Joint Alignment and Heart Health, Searching for a Connection

Joy Oakman 2015 is hoping to connect the dots between joint alignment, range of motion and an individual’s cardiovascular health. Her research as a summer fellow specifically examines the relationship between foot and knee angle and heart health. “This research has made me much more confident in working with patients and fellow researchers,” says Oakman, “and a lot more comfortable with data collection and analysis of an individual’s health measures.”

Joy Oakman 2015

Oakman has been working in the Ursinus HEART Lab to conduct research that examines cardiovascular health through blood pressure and blood vessel function, as it relates to exercise and diet. “Cardiovascular health, in relation to joint angle and mechanics, is something that podiatrists and orthopedists have to consider every day,” says Oakman. “Alignment of the lower extremities and range of motion of both the feet and knees can be related to a person’s health and fitness status.”

The HEART lab at Ursinus examines the effects of lifestyle modifications on cardiovascular health. The focus is on exercise interventions aimed at improving health, increasing adherence to exercise, as well as reducing weight and cardiovascular risk.  Some studies show that obesity is closely related to flat footedness and misalignment of the lower extremities, says Oakman. Some have shown that foot range of motion may be hindered in those individuals that are more flat-footed. These study results could reveal that misalignment, combined with excess body weight across joints, can lead to discomfort and less range of motion. Those factors could keep individuals from wanting to exercise to improve their fitness. “Our current study will measure stationary angles of the knee and ankle, as well as knee flexion range of motion, foot dorsiflexion range of motion, and foot inversion/eversion range of motion,” says Oakman. The tests they use to measure cardiovascular health include VO2max, blood glucose and cholesterol levels, body composition, 3-day diet logs, blood vessel ultrasounds, clinic blood pressure, and 24 hour blood pressure monitoring.

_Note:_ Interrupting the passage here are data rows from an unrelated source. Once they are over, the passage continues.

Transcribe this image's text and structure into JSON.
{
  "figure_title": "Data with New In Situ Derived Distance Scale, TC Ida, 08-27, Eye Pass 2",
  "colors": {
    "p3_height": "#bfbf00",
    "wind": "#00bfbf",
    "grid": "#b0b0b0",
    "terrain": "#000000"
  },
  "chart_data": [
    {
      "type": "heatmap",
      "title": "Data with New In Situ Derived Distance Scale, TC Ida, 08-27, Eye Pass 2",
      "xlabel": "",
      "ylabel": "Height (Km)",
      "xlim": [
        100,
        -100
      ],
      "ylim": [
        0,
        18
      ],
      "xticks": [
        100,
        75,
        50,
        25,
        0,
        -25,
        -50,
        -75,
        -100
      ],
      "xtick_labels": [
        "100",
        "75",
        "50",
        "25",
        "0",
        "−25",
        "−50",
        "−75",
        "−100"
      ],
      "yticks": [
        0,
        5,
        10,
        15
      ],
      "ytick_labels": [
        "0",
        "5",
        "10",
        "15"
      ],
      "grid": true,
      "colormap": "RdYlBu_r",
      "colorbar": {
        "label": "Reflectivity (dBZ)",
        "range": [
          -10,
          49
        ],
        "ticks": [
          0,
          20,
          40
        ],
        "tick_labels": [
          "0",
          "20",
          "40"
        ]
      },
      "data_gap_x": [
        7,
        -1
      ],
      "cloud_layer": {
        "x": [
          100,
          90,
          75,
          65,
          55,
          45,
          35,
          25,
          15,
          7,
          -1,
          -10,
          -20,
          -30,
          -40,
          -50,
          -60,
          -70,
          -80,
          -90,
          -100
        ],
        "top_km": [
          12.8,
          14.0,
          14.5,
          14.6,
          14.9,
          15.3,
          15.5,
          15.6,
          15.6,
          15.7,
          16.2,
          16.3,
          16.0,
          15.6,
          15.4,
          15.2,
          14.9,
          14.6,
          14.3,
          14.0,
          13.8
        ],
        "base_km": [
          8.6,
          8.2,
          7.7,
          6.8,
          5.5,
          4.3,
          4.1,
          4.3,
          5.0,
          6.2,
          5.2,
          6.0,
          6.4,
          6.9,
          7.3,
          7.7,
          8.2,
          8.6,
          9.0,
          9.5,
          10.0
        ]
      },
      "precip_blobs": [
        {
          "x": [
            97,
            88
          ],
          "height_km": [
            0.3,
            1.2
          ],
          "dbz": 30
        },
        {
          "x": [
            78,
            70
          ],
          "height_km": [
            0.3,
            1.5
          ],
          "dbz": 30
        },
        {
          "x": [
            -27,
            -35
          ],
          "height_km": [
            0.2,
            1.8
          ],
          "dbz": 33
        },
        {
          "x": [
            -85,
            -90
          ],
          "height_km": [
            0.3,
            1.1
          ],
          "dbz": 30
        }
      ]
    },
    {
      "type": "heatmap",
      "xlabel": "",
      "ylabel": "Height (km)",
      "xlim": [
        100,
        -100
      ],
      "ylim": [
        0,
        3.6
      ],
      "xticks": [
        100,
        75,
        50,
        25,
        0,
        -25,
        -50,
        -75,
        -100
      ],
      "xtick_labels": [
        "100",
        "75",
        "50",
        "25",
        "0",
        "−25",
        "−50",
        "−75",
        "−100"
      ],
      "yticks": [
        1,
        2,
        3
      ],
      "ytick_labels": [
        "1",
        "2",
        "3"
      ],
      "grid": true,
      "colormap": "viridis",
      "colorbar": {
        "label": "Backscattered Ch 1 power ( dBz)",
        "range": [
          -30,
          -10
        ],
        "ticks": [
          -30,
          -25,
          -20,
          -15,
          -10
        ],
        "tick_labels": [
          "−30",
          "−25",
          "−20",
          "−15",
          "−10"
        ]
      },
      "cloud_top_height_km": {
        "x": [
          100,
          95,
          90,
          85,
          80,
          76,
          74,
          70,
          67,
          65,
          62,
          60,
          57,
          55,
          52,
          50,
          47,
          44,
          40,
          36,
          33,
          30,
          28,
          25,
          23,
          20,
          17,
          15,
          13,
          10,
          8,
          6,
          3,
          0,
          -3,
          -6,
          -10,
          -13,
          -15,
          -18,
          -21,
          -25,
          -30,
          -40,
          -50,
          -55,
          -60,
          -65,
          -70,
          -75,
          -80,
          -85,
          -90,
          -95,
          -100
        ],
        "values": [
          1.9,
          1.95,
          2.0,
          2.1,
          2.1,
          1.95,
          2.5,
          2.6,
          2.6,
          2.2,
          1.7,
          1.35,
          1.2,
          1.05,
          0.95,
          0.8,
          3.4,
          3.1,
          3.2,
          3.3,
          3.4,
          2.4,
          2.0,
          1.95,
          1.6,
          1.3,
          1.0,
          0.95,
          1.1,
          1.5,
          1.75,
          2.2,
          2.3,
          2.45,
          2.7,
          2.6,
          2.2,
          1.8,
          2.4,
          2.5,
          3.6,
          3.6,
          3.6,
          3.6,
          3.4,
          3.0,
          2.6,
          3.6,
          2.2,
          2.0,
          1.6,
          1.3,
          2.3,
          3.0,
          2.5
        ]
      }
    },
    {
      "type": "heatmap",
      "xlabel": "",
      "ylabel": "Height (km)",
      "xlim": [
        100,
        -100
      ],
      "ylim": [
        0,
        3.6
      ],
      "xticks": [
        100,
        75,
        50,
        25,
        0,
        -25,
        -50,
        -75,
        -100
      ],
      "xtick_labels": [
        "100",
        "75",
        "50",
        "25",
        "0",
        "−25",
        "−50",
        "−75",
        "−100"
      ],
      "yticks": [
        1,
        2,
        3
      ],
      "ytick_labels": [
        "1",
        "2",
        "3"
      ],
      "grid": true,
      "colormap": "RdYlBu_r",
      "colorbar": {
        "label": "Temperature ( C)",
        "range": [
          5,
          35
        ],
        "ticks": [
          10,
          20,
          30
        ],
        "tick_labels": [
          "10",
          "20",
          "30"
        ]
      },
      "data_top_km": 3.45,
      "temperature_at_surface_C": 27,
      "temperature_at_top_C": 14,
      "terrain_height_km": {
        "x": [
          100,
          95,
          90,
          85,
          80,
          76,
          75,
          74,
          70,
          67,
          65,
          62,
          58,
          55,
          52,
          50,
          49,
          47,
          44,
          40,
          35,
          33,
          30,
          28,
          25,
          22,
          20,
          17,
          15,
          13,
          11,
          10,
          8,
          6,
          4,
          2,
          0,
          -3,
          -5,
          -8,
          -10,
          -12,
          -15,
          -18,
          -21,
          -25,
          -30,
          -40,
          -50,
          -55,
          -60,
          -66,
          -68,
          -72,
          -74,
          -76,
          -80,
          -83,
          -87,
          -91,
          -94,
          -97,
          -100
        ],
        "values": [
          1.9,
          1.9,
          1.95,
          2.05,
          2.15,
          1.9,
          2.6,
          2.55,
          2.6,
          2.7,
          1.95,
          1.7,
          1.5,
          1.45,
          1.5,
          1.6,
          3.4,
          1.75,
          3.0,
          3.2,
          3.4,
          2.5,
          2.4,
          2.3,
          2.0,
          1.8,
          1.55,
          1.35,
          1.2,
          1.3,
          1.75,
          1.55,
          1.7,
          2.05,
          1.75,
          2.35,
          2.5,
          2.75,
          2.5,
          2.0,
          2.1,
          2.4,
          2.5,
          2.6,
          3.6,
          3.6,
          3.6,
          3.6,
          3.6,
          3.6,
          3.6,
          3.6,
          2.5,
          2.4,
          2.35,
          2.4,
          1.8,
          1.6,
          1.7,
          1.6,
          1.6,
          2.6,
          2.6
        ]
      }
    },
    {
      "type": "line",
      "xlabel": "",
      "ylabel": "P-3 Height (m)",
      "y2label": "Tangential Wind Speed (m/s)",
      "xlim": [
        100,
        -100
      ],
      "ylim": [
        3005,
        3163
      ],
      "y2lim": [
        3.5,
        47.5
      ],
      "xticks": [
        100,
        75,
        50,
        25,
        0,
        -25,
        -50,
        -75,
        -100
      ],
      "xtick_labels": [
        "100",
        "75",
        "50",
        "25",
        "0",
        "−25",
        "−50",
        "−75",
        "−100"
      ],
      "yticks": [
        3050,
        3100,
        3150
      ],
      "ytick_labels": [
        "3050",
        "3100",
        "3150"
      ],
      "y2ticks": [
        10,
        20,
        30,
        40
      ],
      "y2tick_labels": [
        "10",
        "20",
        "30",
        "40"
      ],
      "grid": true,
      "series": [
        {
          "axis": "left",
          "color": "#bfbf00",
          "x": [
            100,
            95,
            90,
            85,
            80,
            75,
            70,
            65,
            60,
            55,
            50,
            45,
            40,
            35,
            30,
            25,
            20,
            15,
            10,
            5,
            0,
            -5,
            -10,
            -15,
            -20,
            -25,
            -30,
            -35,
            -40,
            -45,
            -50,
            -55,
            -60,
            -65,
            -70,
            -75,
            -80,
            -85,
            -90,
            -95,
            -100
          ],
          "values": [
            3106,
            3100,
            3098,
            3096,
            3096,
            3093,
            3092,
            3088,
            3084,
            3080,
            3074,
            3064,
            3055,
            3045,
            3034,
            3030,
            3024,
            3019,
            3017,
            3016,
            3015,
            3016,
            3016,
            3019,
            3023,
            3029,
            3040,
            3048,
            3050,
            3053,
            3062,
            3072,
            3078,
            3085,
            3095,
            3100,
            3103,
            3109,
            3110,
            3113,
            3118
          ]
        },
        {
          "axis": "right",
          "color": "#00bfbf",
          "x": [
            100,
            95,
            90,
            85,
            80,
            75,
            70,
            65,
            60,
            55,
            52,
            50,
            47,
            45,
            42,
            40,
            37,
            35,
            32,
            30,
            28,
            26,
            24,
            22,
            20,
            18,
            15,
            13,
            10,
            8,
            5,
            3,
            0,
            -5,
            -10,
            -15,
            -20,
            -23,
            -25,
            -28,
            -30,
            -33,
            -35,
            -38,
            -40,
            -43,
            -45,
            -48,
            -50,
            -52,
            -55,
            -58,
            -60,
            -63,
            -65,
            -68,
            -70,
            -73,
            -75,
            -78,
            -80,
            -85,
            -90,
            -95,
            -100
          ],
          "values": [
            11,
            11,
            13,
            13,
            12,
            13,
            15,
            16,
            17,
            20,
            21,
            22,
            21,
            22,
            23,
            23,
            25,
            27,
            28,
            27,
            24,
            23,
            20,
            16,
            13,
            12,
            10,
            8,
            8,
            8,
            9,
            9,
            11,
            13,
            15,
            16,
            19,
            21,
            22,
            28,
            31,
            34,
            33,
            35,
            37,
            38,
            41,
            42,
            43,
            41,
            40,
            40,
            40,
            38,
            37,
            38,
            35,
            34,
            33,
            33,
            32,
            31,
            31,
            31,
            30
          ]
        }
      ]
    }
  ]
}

“Joy has done research in my lab for a year now,” says Deborah L. Feairheller, Ph.D., Assistant Professor of Exercise and Sport Science in the Department of Health and Exercise Physiology and Director of HEART Laboratory.  “Since Joy has an interest in podiatry, we created her study to include the joint measurements. Running a clinical research study gives her valuable experience in both research and patient management.”

Oakman’s other responsibility this summer as a summer FUTURE Mentor is to help Avery Perez (the FUTURE student) learn research. She has mentored Perez, teaching him the research skills that she has learned; as well as teaching him how to schedule, coordinate, and conduct patient testing.